How delete object in one side at bidirectional relation?

Question

I want delete relation from one side. Let me explain.

My database looks like this :

I based my repositories on JPARepository .

and I have two entities Team and Player .

Player Entity looks like this:

@Entity
    @Table(name = "PLAYER")
    public class Player implements Serializable, Comparable<Player>{
        private static final long serialVersionUID = 1L;

        @Id
        @GeneratedValue(strategy=GenerationType.AUTO)
        private Long id_player;

        @Size(min=3, max=20)
        private String name;
        @Size(min=3, max=20)
        private String surname;
        @Size(min=3, max=20)
        private String position;
        @Min(value=10) 
        private int age;
        @Min(value=1)
        private int number;

        @ManyToOne(fetch = FetchType.LAZY)
        @JoinColumn(name = "id_team")
        private Team team;
        //getters and setters
    }

...and Team entity:

@Entity
@Table(name = "TEAM")
public class Team implements Serializable, Comparable<Team>{
    private static final long serialVersionUID = 1L;

    @Id
    @GeneratedValue(strategy=GenerationType.AUTO)
    private Long id_team;
    @Size(min=4, max=20)
    private String name;
    @Size(min=4, max=20)
    private String city;
    private int goals_hit;
    private int goals_lost;
    private int points;
    private int ranked;

    @OneToOne(cascade = CascadeType.MERGE)
    @JoinColumn(name = "id_coach")
    private Coach coach;

    @ManyToOne(fetch = FetchType.LAZY)
    @JoinColumn(name = "id_stadium")
    private Stadium stadium;

    @OneToMany(mappedBy = "team", fetch = FetchType.LAZY)
    private List<Player> playerList;

    @OneToMany(mappedBy = "team", fetch = FetchType.LAZY)
    private List<TeamChoosenDate> teamChoosenDateList;
    //getters and setters
}

So Player contains one relation to Team but Team contains a List of Players .

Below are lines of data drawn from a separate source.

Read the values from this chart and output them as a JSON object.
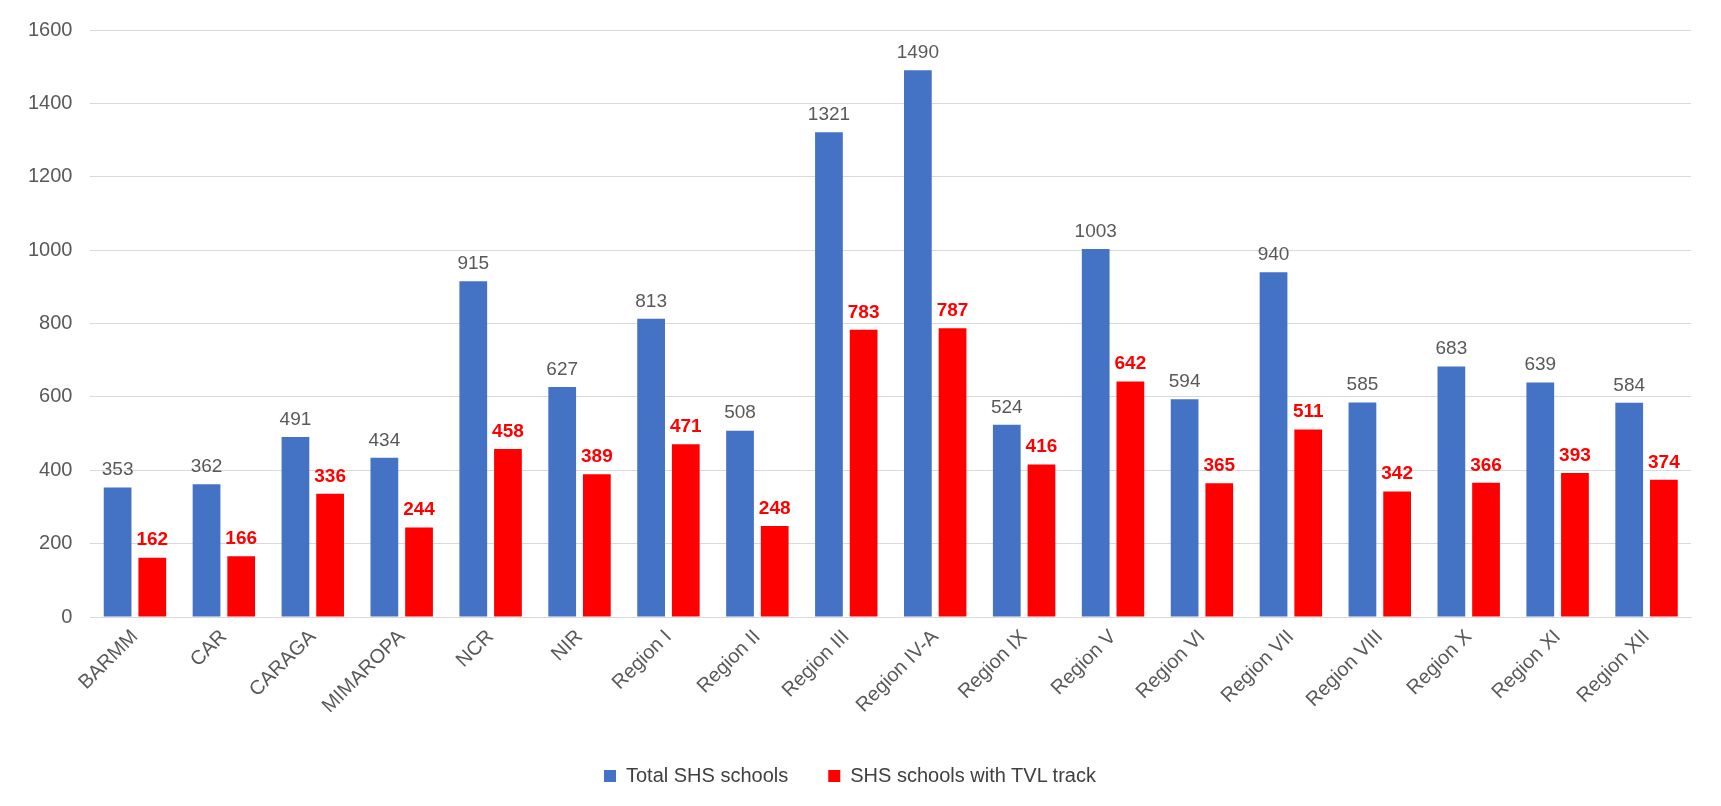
{
  "chart_data": {
    "type": "bar",
    "categories": [
      "BARMM",
      "CAR",
      "CARAGA",
      "MIMAROPA",
      "NCR",
      "NIR",
      "Region I",
      "Region II",
      "Region III",
      "Region IV-A",
      "Region IX",
      "Region V",
      "Region VI",
      "Region VII",
      "Region VIII",
      "Region X",
      "Region XI",
      "Region XII"
    ],
    "series": [
      {
        "name": "Total SHS schools",
        "color": "#4472c4",
        "values": [
          353,
          362,
          491,
          434,
          915,
          627,
          813,
          508,
          1321,
          1490,
          524,
          1003,
          594,
          940,
          585,
          683,
          639,
          584
        ]
      },
      {
        "name": "SHS schools with TVL track",
        "color": "#ff0000",
        "values": [
          162,
          166,
          336,
          244,
          458,
          389,
          471,
          248,
          783,
          787,
          416,
          642,
          365,
          511,
          342,
          366,
          393,
          374
        ]
      }
    ],
    "ylim": [
      0,
      1600
    ],
    "yticks": [
      0,
      200,
      400,
      600,
      800,
      1000,
      1200,
      1400,
      1600
    ],
    "grid": "y",
    "legend": "bottom",
    "data_labels": true
  }
}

Coach can edit his team and for example he wants delete Player from Team (relation between Team --> Player ) but not lose the Player (because he has relations with other table - Events ).

In conclusion: Delete Player from correct Team , but NOT LOSE Player object.

How can I do this ?

My try: I delete Player from List but every time when I reload - he comes back... Below method shows how I do this :

public void deletePlayerFromTeamPlayerList(Long idTeam, int idPlayer){

    Team team = teamRepository.findOne(idTeam);
    Player playerTmp = playerRepository.findOne( (long) idPlayer);

    List<Player> playerList;

    int indexOfFindedPLayer;


    playerList = team.getPlayerList();

    System.out.println("Before Delete: " + playerList.toString());

    indexOfFindedPLayer = playerList.indexOf(playerTmp);

    if(indexOfFindedPLayer >= 0){
        playerList.remove(indexOfFindedPLayer);

        System.out.println("After Delete: " + playerList.toString());

        team.setPlayerList(playerList);
        teamRepository.save(team);
    }
}

But when the element is removed, at Player object id_team is still the same (ex. id_team = 2)

Thanks for all suggestions!

Answer 1

You can achieve this more simply by doing the below:

public void deletePlayerFromTeam(int idPlayer){
    Player player = //loadPlayer;
    player.setTeam(null);

    playerRepository.save(player);
}

You can also achieve this in your original code by setting the player.team to null and and by setting cascade on the collection to merge:

@OneToMany(mappedBy = "team", fetch = FetchType.LAZY, cascade = CascadeType.MERGE)
private List<Player> playerList;

You should always ensure both sides of the relationship are maintained consistently.

Answer 2

Use This way for deleting only one side in one to many or many to one relationship.

@ManyToOne(cascade=CascadeType.PERSIST, fetch = FetchType.LAZY)
//  @JoinColumn(name = "qid")
    @JoinColumn(name = "qid", referencedColumnName = "qid", foreignKey = @ForeignKey(name = "qid"), nullable = false)
    // @JsonIgnore
    @JsonBackReference
    private QueueGroup queueGroup;

Here CascadeType is the main thing all the transaction depends on that.